With the proposed healthcare reform changes looming, more and more hospitals are actively creating online patient and physician portals.
Operationally, this makes sense - integrating EMR access to existing patients helps with operational efficiencies, can increase patient satisfaction (that is, for those patients that feel comfortable using the internet to share their medical records) and potentially qualify hospitals for some much-needed financial relief.
Additionally, the efforts to create transactional physician portals by offering them a protected site to share restricted information, schedule OR's, etc. is a great way to enhance physician loyalty in a rapidly competitive environment.
While both patient and physician portals are important for a hospital to include as part of their online presence, it's important not to forget about the most basic of web platforms: your hospital's "
new consumer portal" (
aka, your hospital website).
Often, hospital's public websites take third priority when determining where to spend rapidly dwindling "online" budgets. Partly due to the fact that hospital websites are owned by the hospital IT department or the marketing staff. And both departments struggle with seeing a hospital website as a business development tool.
This is a dangerous mistake (particularly with the rise in healthcare consumers using the internet to seek out health information).

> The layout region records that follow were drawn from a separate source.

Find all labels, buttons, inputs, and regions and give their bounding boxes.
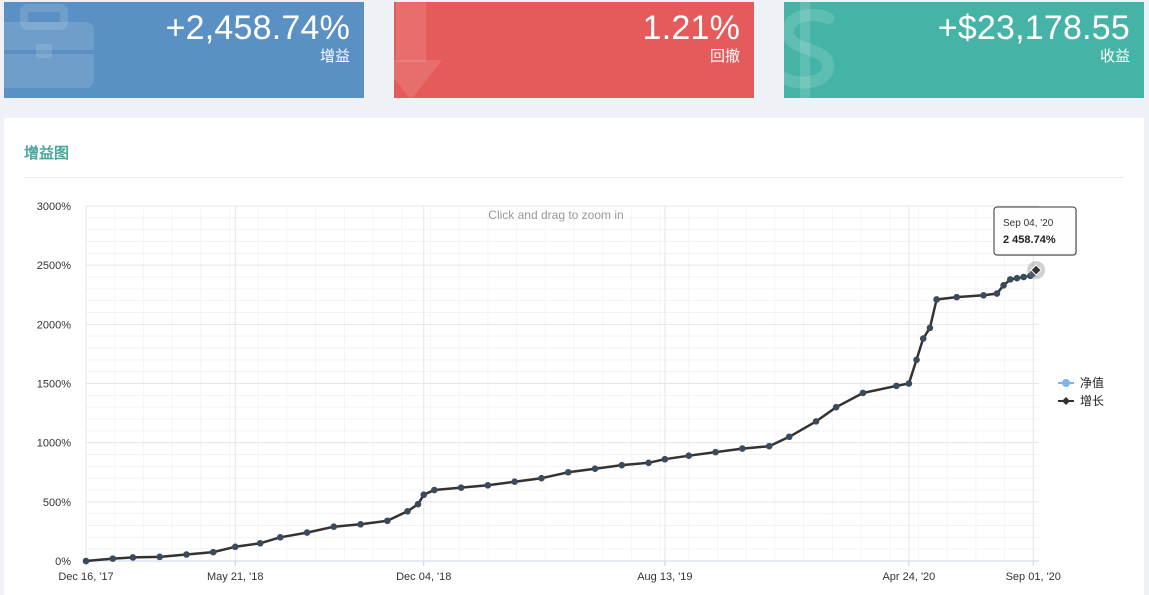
data-point[interactable] [109,555,117,562]
tooltip: Sep 04, '20 2 458.74% [993,206,1077,256]
data-point[interactable] [645,459,652,467]
profit-label: 收益 [1099,48,1130,65]
y-tick-label: 500% [43,497,71,509]
hovered-data-point[interactable] [1030,264,1042,276]
data-point[interactable] [384,517,391,525]
profit-card: +$23,178.55 收益 [784,2,1144,98]
data-point[interactable] [905,380,913,387]
data-point[interactable] [785,433,793,441]
x-tick-label: Dec 04, '18 [396,571,451,583]
data-point[interactable] [256,539,264,547]
data-point[interactable] [618,461,626,469]
data-point[interactable] [1006,276,1014,283]
growth-series-line[interactable] [85,269,1038,563]
drawdown-label: 回撤 [709,48,740,65]
data-point[interactable] [231,543,239,551]
data-point[interactable] [420,491,428,499]
data-point[interactable] [893,382,900,390]
data-point[interactable] [812,418,820,425]
data-point[interactable] [209,548,217,556]
data-point[interactable] [980,292,987,299]
data-point[interactable] [765,442,773,450]
data-point[interactable] [1013,274,1021,282]
data-point[interactable] [913,356,920,364]
gain-value: +2,458.74% [165,9,350,47]
data-point[interactable] [919,335,927,342]
gain-label: 增益 [319,48,350,65]
arrow-down-icon [394,2,442,98]
legend-marker [1062,397,1070,405]
data-point[interactable] [430,486,438,494]
data-point[interactable] [739,445,746,452]
data-point[interactable] [993,290,1001,297]
legend-item[interactable]: 净值 [1058,375,1104,390]
data-point[interactable] [685,452,693,459]
x-tick-label: May 21, '18 [207,571,264,583]
x-tick-label: Sep 01, '20 [1006,571,1061,583]
data-point[interactable] [404,508,411,515]
gain-card: +2,458.74% 增益 [4,2,364,98]
data-point[interactable] [933,296,940,303]
x-tick-label: Aug 13, '19 [637,571,692,583]
data-point[interactable] [183,551,190,558]
drawdown-card: 1.21% 回撤 [394,2,754,98]
zoom-hint: Click and drag to zoom in [488,208,623,222]
panel-divider [24,177,1124,178]
data-point[interactable] [511,478,518,486]
data-point[interactable] [661,455,669,463]
data-point[interactable] [414,500,422,508]
y-tick-label: 2500% [37,260,71,272]
data-point[interactable] [303,529,311,536]
drawdown-value: 1.21% [642,9,740,47]
panel-title: 增益图 [24,145,70,162]
profit-value: +$23,178.55 [937,9,1130,47]
data-point[interactable] [276,534,284,541]
major-grid [85,205,1039,562]
data-point[interactable] [564,468,572,476]
y-tick-label: 3000% [37,201,71,213]
x-tick-label: Dec 16, '17 [58,571,113,583]
data-point[interactable] [859,389,867,397]
legend-item[interactable]: 增长 [1058,394,1104,408]
data-point[interactable] [1020,273,1027,281]
dollar-icon [784,2,835,98]
data-point[interactable] [926,324,934,332]
tooltip-value: 2 458.74% [1003,234,1056,246]
data-point[interactable] [484,481,492,489]
data-point[interactable] [330,523,338,530]
legend-label: 净值 [1080,375,1104,390]
legend-marker [1062,379,1070,387]
briefcase-icon [4,4,94,88]
data-point[interactable] [82,557,90,565]
gain-chart[interactable]: 0% 500% 1000% 1500% 2000% 2500% 3000% Dec 16, '… [4,118,1144,595]
data-point[interactable] [156,553,163,561]
data-point[interactable] [953,293,961,301]
y-tick-label: 1000% [37,438,71,450]
data-point[interactable] [832,403,840,411]
data-point[interactable] [457,484,465,491]
data-point[interactable] [712,448,719,456]
legend-label: 增长 [1080,394,1104,408]
x-tick-label: Apr 24, '20 [882,571,935,583]
axes: 0% 500% 1000% 1500% 2000% 2500% 3000% Dec 16, '… [37,201,1061,583]
data-point[interactable] [538,474,545,482]
data-point[interactable] [357,521,364,528]
y-tick-label: 0% [55,556,71,568]
y-tick-label: 1500% [37,379,71,391]
series-layer[interactable] [82,261,1046,565]
data-point[interactable] [129,554,137,561]
y-tick-label: 2000% [37,319,71,331]
data-point[interactable] [591,465,599,473]
tooltip-box [993,206,1077,256]
data-point[interactable] [1000,281,1007,289]
tooltip-date: Sep 04, '20 [1003,218,1054,229]
gain-chart-panel: 增益图 0% 500% 1000% 1500% 2000% 2500% 3000% Dec 1… [4,118,1144,595]
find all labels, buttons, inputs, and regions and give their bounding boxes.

Luckily, all it takes are a few simple changes to begin converting your hospital website to a "new patient portal" (see my previous post of the
Whys, Hows and Whats of a Hospital Website for a start). By changing the perception of your hospital website to a "new patient portal", IT staff and marketers can begin realizing a return on investment of their online marketing activities.
Remember, the type of people searching for healthcare online are
searching with intent...and they are the types of people that hospital's should be attracting - insured, employed and interested in your hospital's services.
With the economic pressures being faced your hospital this year, can you afford not to dedicate a significant part of your online marketing efforts to growing new business?